Olefins, particularly C2 and C3 olefins, are desirable as a feed source for making derivative products such as oligomers, e.g., higher olefins, and polymers such as polyethylene and polypropylene. Olefin feed sources have traditionally been produced by cracking petroleum feedstocks.
U.S. Pat. No. 5,090,977 discloses a method of making olefins by steam cracking. The method includes separating the olefin product into methane, hydrogen, ethane, ethylene, propylene and C5+ streams. The disclosed separation preferentially produces propylene, and no propane, butane, butene, or butadiene streams are produced.
Oxygenate feed stocks, however, are becoming an alternative to petroleum feed stocks for making olefins, particularly large quantities of ethylene and propylene for the production of higher olefins and plastic materials. In general, the olefins are formed by contacting the oxygenate components with a molecular sieve catalyst to catalytically convert the oxygenates to olefins. Such processes operate, for example, catalytically according to the overall equation 2CH3OH→C2H4+2H2O.
For example, U.S. Pat. No. 4,499,327, discloses a process for making olefins from methanol using any of a variety of silicoaluminophosphate (SAPO) molecular sieve catalysts. The process is carried out at a temperature between 300° C. and 500° C., a pressure between 0.1 atmosphere to 100 atmospheres, and a weight hourly space velocity (WHSV) of between 0.1 and 40 hr−1. The process is highly selective for making ethylene and propylene.
U.S. Pat. No. 6,121,504 also discloses a method of making olefin product from oxygenate feed using molecular sieve catalysts. Water and other unwanted by-products are removed from the olefin product by contacting with a quench medium. After contacting with the quench medium, a light product fraction is obtained which comprises the desired olefins, but also includes dimethyl ether, methane, CO, CO2, ethane, propane, and other minor components such as water and unreacted oxygenate feedstock.
One of the more particularly undesired by-products is dimethyl ether.
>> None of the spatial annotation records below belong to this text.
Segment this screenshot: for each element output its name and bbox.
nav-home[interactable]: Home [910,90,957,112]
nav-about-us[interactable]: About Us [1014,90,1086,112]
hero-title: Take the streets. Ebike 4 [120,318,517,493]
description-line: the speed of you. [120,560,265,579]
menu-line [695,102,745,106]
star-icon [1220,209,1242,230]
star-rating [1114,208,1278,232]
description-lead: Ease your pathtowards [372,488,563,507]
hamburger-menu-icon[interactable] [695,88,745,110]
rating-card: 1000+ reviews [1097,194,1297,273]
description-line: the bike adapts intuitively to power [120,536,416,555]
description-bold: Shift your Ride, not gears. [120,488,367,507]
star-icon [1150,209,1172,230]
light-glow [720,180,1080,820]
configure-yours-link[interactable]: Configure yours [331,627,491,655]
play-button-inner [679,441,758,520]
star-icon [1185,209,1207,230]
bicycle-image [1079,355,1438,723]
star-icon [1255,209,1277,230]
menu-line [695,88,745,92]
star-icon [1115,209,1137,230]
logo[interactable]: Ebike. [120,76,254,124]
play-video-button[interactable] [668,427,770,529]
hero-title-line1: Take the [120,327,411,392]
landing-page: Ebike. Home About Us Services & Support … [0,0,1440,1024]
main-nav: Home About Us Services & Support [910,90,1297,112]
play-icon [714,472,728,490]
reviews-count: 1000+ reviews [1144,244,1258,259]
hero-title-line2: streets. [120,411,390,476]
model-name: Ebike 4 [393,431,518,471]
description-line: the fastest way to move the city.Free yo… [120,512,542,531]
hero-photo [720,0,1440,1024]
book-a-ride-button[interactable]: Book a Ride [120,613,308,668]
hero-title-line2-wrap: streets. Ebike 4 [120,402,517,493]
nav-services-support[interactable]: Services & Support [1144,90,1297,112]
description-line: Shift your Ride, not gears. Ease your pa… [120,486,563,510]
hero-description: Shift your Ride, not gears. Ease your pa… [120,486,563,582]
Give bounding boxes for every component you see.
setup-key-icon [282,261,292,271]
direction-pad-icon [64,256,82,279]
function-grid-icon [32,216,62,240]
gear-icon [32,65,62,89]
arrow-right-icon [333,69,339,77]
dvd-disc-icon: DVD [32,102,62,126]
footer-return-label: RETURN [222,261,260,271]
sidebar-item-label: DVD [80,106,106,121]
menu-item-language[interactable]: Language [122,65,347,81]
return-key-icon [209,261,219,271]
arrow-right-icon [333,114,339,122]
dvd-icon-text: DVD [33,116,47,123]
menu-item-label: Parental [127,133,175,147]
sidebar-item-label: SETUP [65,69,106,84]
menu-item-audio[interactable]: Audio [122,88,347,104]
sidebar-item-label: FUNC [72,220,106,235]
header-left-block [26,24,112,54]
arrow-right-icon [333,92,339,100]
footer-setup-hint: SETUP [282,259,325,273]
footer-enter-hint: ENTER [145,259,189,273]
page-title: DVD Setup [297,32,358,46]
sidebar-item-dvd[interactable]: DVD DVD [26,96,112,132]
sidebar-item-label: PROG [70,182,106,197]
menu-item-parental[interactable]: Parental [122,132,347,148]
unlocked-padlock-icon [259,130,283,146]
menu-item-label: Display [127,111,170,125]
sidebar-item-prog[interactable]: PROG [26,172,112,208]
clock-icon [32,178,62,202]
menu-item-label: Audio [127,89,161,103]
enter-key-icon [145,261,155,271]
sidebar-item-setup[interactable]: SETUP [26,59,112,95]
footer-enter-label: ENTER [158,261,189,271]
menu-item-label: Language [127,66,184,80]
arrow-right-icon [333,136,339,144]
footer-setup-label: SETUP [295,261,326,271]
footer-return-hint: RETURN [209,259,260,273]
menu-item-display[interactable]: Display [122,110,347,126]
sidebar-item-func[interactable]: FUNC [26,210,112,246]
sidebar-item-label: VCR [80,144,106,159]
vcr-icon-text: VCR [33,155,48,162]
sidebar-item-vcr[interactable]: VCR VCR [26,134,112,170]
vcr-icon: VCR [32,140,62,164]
The problem of removing dimethyl ether from an olefin product stream has not been satisfactorily solved up to now. Special absorber materials that are supposed to remove the dimethyl ether from the product stream have already been considered. However, it is difficult to find a suitable absorber or adsorber material for this purpose.
It is often necessary to reduce or remove the amount of undesirable hydrocarbon by-products that are present in the olefin composition in order to further process the olefins, particularly the ethylene, propylene and butylene. This is because derivative manufacturing processes may use catalysts that are quite sensitive to the presence of certain hydrocarbons. For example, the undesirable by-product dimethyl ether has been found to act as a poison to certain catalysts that are used to convert ethylene, propylene or butylene to other products.
U.S. Pat. No. 4,474,647 discloses, for example, that dimethyl ether can adversely impact the oligomerization of certain olefins. The patent describes a process for removing dimethyl ether from a C4 and/or C5 olefin stream using distillation. The stream is distilled and separated into an overhead and a bottoms stream. The overhead stream contains dimethyl ether, water, and various hydrocarbons, and the bottoms stream contains purified olefins.
U.S. Pat. No. 5,609,734 discloses a method of removing methanol and dimethyl ether from a mixed hydrocarbon stream. The hydrocarbon stream containing the methanol and dimethyl ether is distilled such that the dimethyl ether and methanol are removed in an overhead stream. Additional methanol is recovered in a side stream in which a methanol permeable membrane is used to obtain the additional separation. Purified hydrocarbon is removed from a bottoms stream.
Removal of dimethyl ether from olefin streams is particularly difficult, since very low levels of dimethyl ether can act as catalyst poisons. This means olefin streams such as C2-C4 olefins should contain little if any dimethyl ether, if further catalytic processing of the olefin stream is desired. Therefore, it is highly desirable to find additional methods of removing dimethyl ether from olefin streams.